Fincanci refuted claims that she used propaganda during the interview during her trial by stating that she provided a professional perspective.
The accusations arose from an interview she gave to the pro-Kurdish TV source Medya Haber, in which she discussed a film that was allegedly used to protest the use of chemical weapons. While speculating on the possibility of a harmful gas discharge, she also urged for an "effective inquiry."
On Wednesday, Fincanci said in court that she did not anticipate a fair trial. She highlighted a survey conducted in Turkey that revealed: "one in two individuals feel that people are in jail based on what they think."
She was cited as stating by the Media and Law Studies Association, a court-monitoring organization, "In our society, murdering people is not enough to put people in jail, but offering your scientific opinion leads individuals to go to prison."
Turkey rejects the use of chemical weapons.
Turkish authorities have refuted claims that their nation has employed chemical weapons, adamantly stating that their military is devoid of such equipment.
Since 1984, the PKK has been leading an armed struggle against the Turkish government. The United States, Turkey, and the European Union all label the group as a "terrorist organization."
Reactions to Fincanci's remarks have been negative. She was charged with defaming Turkey's military forces and disrespecting her nation "by using the language of the terrorist organization," according to President Recep Tayyip Erdogan.
The Turkish Medical Association and other professional organizations will be exonerated of being "supporters of the terrorist organization," he promised to initiate procedures to do so. The justice minister said in October that new rules were being developed by his department.
Further, Devlet Bahceli, the head of a group affiliated with Erdogan's government, urged that Fincanci lose her Turkish citizenship and that the group be disbanded.
Amid the COVID-19 outbreak, the group, which has roughly 110,000 members across Turkey, attracted the wrath of the authorities by challenging official statistics and criticizing some of the responses taken.
On Wednesday, the courtroom was full as an EU delegation, human rights organizations, and Fincanci supporters watched the trial.

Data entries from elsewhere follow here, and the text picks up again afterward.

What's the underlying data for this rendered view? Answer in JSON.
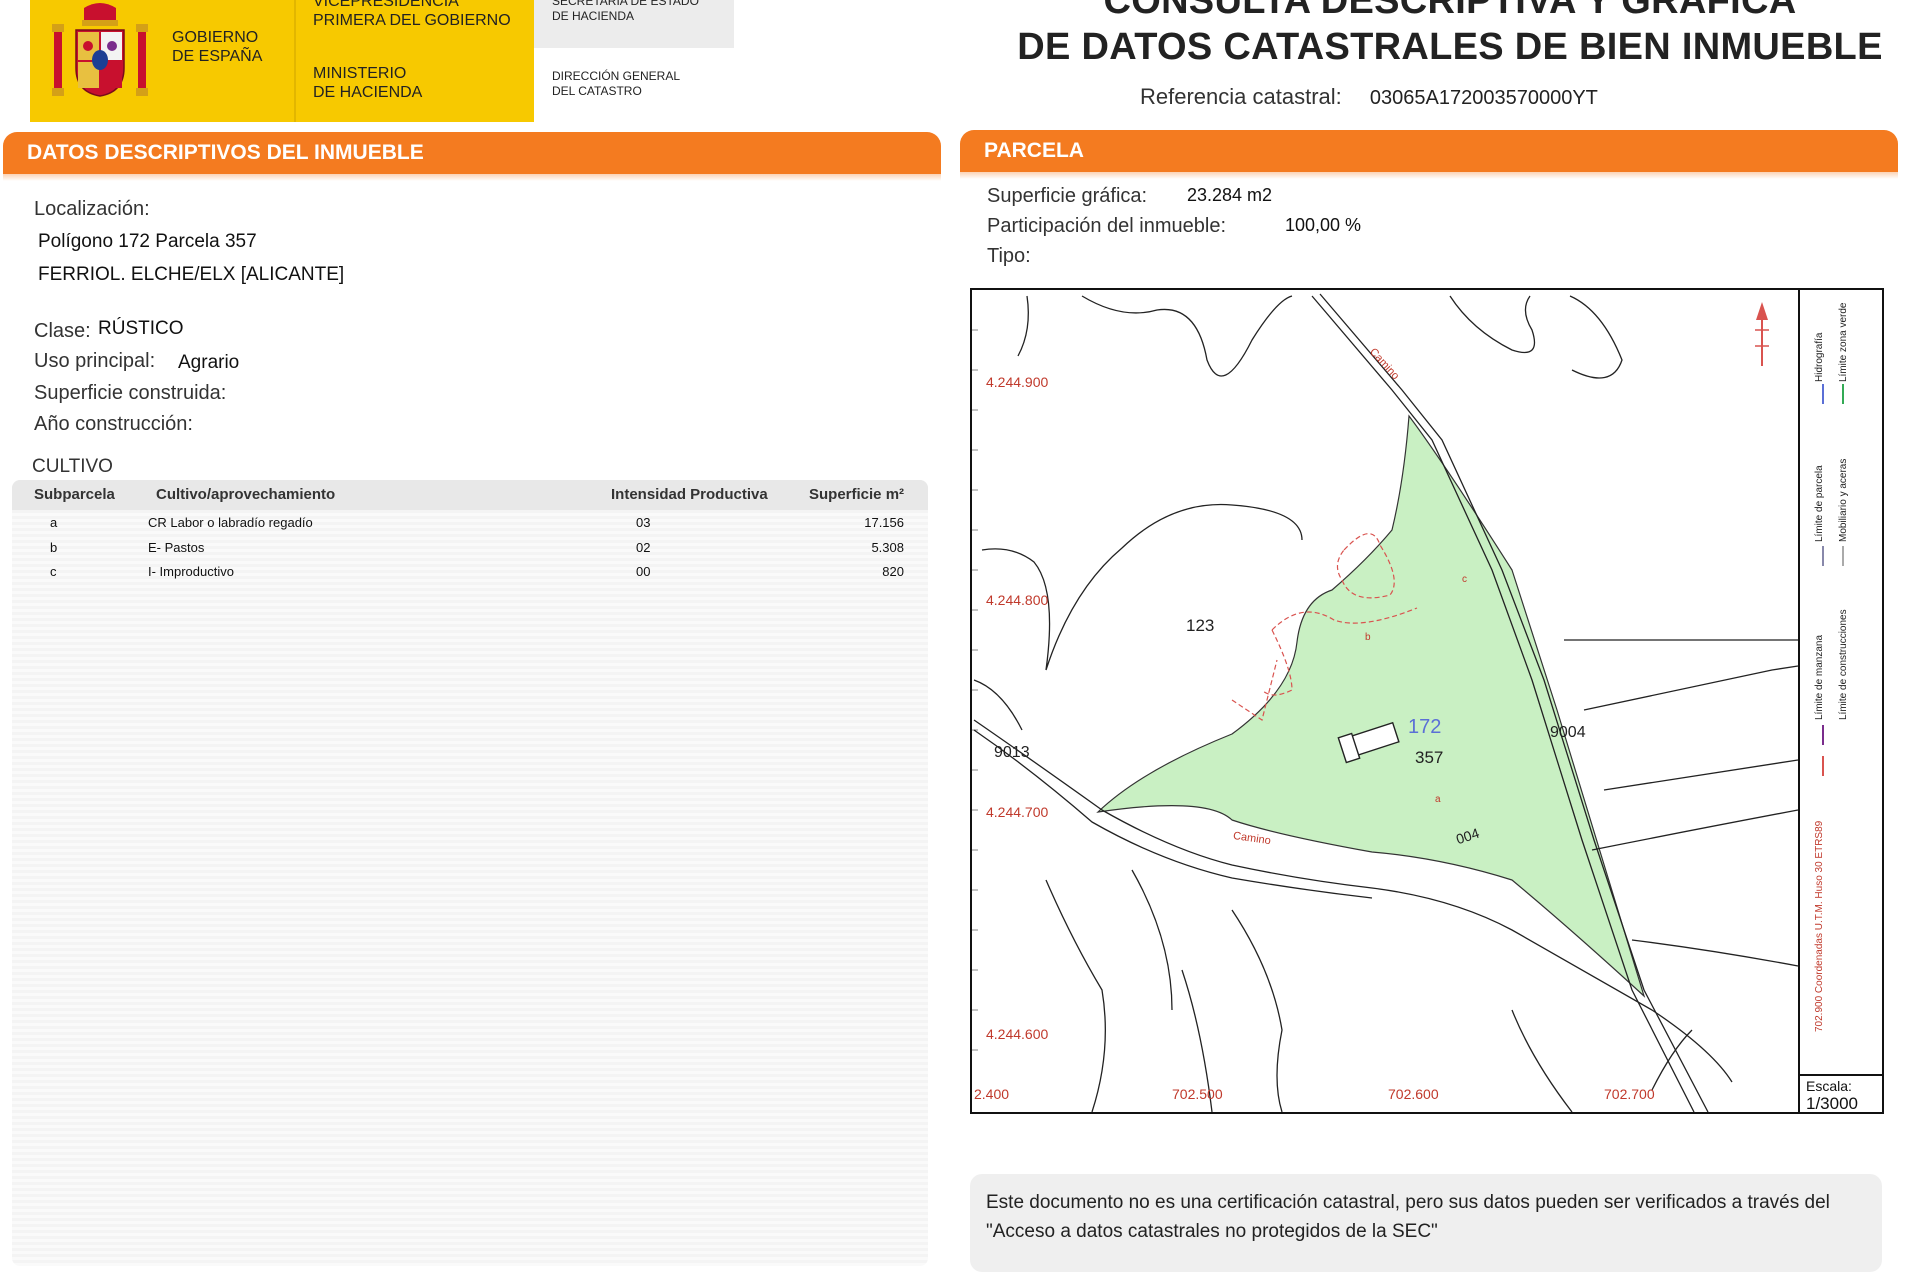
{
  "header": {
    "gobierno": [
      "Gobierno",
      "de España"
    ],
    "vicepresidencia": [
      "Vicepresidencia",
      "Primera del Gobierno"
    ],
    "ministerio": [
      "Ministerio",
      "de Hacienda"
    ],
    "secretaria": [
      "Secretaría de Estado",
      "de Hacienda"
    ],
    "direccion": [
      "Dirección General",
      "del Catastro"
    ],
    "title_line1": "CONSULTA DESCRIPTIVA Y GRÁFICA",
    "title_line2": "DE DATOS CATASTRALES DE BIEN INMUEBLE",
    "ref_label": "Referencia catastral:",
    "ref_value": "03065A172003570000YT"
  },
  "left": {
    "section_title": "DATOS DESCRIPTIVOS DEL INMUEBLE",
    "localizacion_label": "Localización:",
    "localizacion_line1": "Polígono 172 Parcela 357",
    "localizacion_line2": "FERRIOL. ELCHE/ELX [ALICANTE]",
    "clase_label": "Clase:",
    "clase_value": "RÚSTICO",
    "uso_label": "Uso principal:",
    "uso_value": "Agrario",
    "superficie_label": "Superficie construida:",
    "anio_label": "Año construcción:",
    "cultivo_title": "CULTIVO",
    "table": {
      "headers": [
        "Subparcela",
        "Cultivo/aprovechamiento",
        "Intensidad Productiva",
        "Superficie m²"
      ],
      "rows": [
        [
          "a",
          "CR Labor o labradío regadío",
          "03",
          "17.156"
        ],
        [
          "b",
          "E- Pastos",
          "02",
          "5.308"
        ],
        [
          "c",
          "I- Improductivo",
          "00",
          "820"
        ]
      ]
    }
  },
  "right": {
    "section_title": "PARCELA",
    "sup_grafica_label": "Superficie gráfica:",
    "sup_grafica_value": "23.284 m2",
    "participacion_label": "Participación del inmueble:",
    "participacion_value": "100,00 %",
    "tipo_label": "Tipo:",
    "map": {
      "y_coords": [
        "4.244.900",
        "4.244.800",
        "4.244.700",
        "4.244.600"
      ],
      "x_coords": [
        "2.400",
        "702.500",
        "702.600",
        "702.700"
      ],
      "camino_labels": [
        "Camino",
        "Camino"
      ],
      "parcel_labels": [
        "123",
        "172",
        "357",
        "9013",
        "9004",
        "004"
      ],
      "subparcel_labels": [
        "a",
        "b",
        "c"
      ],
      "legend": [
        "Límite de manzana",
        "Límite de construcciones",
        "Límite de parcela",
        "Mobiliario y aceras",
        "Hidrografía",
        "Límite zona verde"
      ],
      "coord_note": "702.900 Coordenadas U.T.M. Huso 30 ETRS89",
      "scale_label": "Escala:",
      "scale_value": "1/3000",
      "colors": {
        "parcel_fill": "#c9f0c3",
        "label_red": "#c0392b",
        "label_blue": "#5b6fd6"
      }
    },
    "note": "Este documento no es una certificación catastral, pero sus datos pueden ser verificados a través del \"Acceso a datos catastrales no protegidos de la SEC\""
  }
}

Ole Johan Bakke of the Standing Committee of European Doctors said the organization was "extremely worried" about the Turkish government and authorities' ongoing persecution of the Turkish Medical Association before the hearing.
The World Medical Association appealed for Fincanci's prompt acquittal and referred to the prosecution's evidence against her as "unfounded, illegal, and intolerable."
Fincanci was given a jail term of two years, eight months, and fifteen days by an Istanbul court. She is anticipated to challenge the judgment.